Enfin, la cétose elle-même peut influencer certaines hormones régulant l’appétit. Des concentrations élevées de corps cétoniques, notamment le β-hydroxybutyrate, sont associées à une diminution de la faim. Cela pourrait contribuer à la réduction spontanée de l’apport alimentaire souvent observée après quelques jours, et si personnellement la cétose module mon appétit , ici j'ai vraiment eu l'impression de réactiver ma satiété et cet effet est encore present plus d'une semaine après la fin du jeune de sardine, ce qui me parait etre extrêmement interessant pour les personnes qui ont du mal a s'arreter de manger, qui ont du mal a s'arrêter de manger. Ce jeune peut faire l'effet d'un véritable reset métabolique ! 

Résultats métaboliques observés

Prérequis : pour objectiver ce protocole, j'ai utilisé un lecteur glucose et cétones. (vous pouvez utiliser le code : EMILIE sur l'intégralité du site Vital20)

Jour 1 (départ)

Avant de commencer :

  • Glycémie à jeun : 82 mg/dL
  • Cétonémie : 0,7 mmol/L

J’étais donc déjà en cétose légère, ce qui peut réduire l’amplitude des effets observés.

Jour 2 

  • Glycémie à jeun : 74 mg/dL
  • Cétonémie : 1,8 mmol/L
  • Poids : -600 g 

Jour 3 

  • Glycémie à jeun : 68 mg/dL
  • Cétonémie : 4,1 mmol/L
  • Poids : -1.5 kg (soit -2,1kg)

Jour 4 (reprise alimentaire)

  • Glycémie à jeun : 64 mg/dL
  • Cétonémie : 3 mmol/L
  • Poids : -400g (soit un total de -2,5kg)

A noter : que le dernier jour je n'ai rien mangé car l'appétit avait totalement disparu, mais ma cétonémie est redescendue, ce qui confirmait le théorie évoquée au début par Dominic D'Agostino.
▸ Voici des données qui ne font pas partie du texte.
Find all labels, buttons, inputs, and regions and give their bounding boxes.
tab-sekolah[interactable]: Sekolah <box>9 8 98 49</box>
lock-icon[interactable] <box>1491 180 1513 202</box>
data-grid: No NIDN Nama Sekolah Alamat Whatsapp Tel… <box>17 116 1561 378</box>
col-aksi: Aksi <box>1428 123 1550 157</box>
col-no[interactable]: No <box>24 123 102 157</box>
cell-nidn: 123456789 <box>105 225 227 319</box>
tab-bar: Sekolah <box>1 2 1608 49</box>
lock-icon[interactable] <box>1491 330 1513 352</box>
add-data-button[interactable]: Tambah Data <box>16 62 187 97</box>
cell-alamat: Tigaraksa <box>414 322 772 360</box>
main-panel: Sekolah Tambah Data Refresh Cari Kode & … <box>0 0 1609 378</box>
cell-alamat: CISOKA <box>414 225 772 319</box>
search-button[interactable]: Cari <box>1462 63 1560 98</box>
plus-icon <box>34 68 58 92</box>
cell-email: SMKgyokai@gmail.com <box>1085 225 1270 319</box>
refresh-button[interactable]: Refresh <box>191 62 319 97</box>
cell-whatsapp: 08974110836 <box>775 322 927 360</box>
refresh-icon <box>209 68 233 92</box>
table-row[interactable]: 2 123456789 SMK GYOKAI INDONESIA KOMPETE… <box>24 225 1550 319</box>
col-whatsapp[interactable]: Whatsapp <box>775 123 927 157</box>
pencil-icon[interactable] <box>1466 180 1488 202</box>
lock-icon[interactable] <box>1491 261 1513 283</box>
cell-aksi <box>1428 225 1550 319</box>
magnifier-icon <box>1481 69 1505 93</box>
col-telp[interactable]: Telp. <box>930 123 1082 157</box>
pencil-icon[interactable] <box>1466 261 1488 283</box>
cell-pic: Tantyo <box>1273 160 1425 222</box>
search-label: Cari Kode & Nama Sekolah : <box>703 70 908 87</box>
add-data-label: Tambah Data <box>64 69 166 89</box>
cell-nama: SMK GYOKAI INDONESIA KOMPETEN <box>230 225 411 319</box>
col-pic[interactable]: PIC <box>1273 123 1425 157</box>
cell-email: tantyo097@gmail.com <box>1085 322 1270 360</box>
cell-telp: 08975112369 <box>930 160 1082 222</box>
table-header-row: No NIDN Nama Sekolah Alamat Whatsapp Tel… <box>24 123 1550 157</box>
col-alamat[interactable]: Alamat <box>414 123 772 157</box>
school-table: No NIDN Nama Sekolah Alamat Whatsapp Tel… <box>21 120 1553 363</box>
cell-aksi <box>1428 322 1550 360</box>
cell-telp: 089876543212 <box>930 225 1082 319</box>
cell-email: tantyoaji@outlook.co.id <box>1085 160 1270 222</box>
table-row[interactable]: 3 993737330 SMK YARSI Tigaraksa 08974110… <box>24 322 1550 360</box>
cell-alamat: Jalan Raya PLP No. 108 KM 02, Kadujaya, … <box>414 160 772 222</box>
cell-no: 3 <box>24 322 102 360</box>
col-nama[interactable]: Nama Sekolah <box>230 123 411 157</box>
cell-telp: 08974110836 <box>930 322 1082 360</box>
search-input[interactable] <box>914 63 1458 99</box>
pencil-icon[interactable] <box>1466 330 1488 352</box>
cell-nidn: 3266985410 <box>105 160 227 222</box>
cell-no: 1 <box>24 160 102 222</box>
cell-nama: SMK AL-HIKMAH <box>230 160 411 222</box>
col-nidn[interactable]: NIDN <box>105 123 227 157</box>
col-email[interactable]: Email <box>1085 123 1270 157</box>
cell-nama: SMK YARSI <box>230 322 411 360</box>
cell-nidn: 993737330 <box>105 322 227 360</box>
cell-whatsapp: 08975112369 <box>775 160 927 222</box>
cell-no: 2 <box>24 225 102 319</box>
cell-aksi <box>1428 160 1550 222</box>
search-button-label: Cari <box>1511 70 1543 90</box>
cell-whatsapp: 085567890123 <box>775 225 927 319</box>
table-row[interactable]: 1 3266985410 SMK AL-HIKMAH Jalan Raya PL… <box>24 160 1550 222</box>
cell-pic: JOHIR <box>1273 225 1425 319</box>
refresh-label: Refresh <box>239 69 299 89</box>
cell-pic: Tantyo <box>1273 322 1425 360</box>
Autre chose d'assez intéressante, à ce jour soit 1 semaine après la reprise alimentaire, je n'ai pas repris ces kilos perdus et j'en ai même perdu 500 de plus, ce qui me laisse pensé qu'il ne s'agit pas uniquement de l'eau.

Le dernier jour, ma cétonémie est redescendue à 3 mmol, ce qui reste un chiffre tout à fait honorable. Mais un point m’a surprise : le jeûne hydrique semblerait parfois moins efficace que le jeûne de sardines pour augmenter la cétose. Est-ce possible ? Oui, c’est plausible.

Plusieurs mécanismes peuvent l’expliquer. Notamment l’apport élevé en oméga-3, qui favorise l’oxydation des graisses et peut stimuler la cétogenèse hépatique. Cela illustre aussi un point important : une alimentation simplement faible en glucides ne suffit pas toujours à produire des quantités élevées de cétones. Dans un contexte cétogène, l’augmentation de l’apport en lipides joue également un rôle clé dans la production de corps cétoniques.

Avertissement : Ce protocole n’a pas d’essai clinique randomisé validant son efficacité. Il ne “guérit” rien. Il ne remplace ni une prescription, ni un jeûne thérapeutique supervisé, ni un protocole médical. Il s’agit d’une expérimentation personnelle documentée.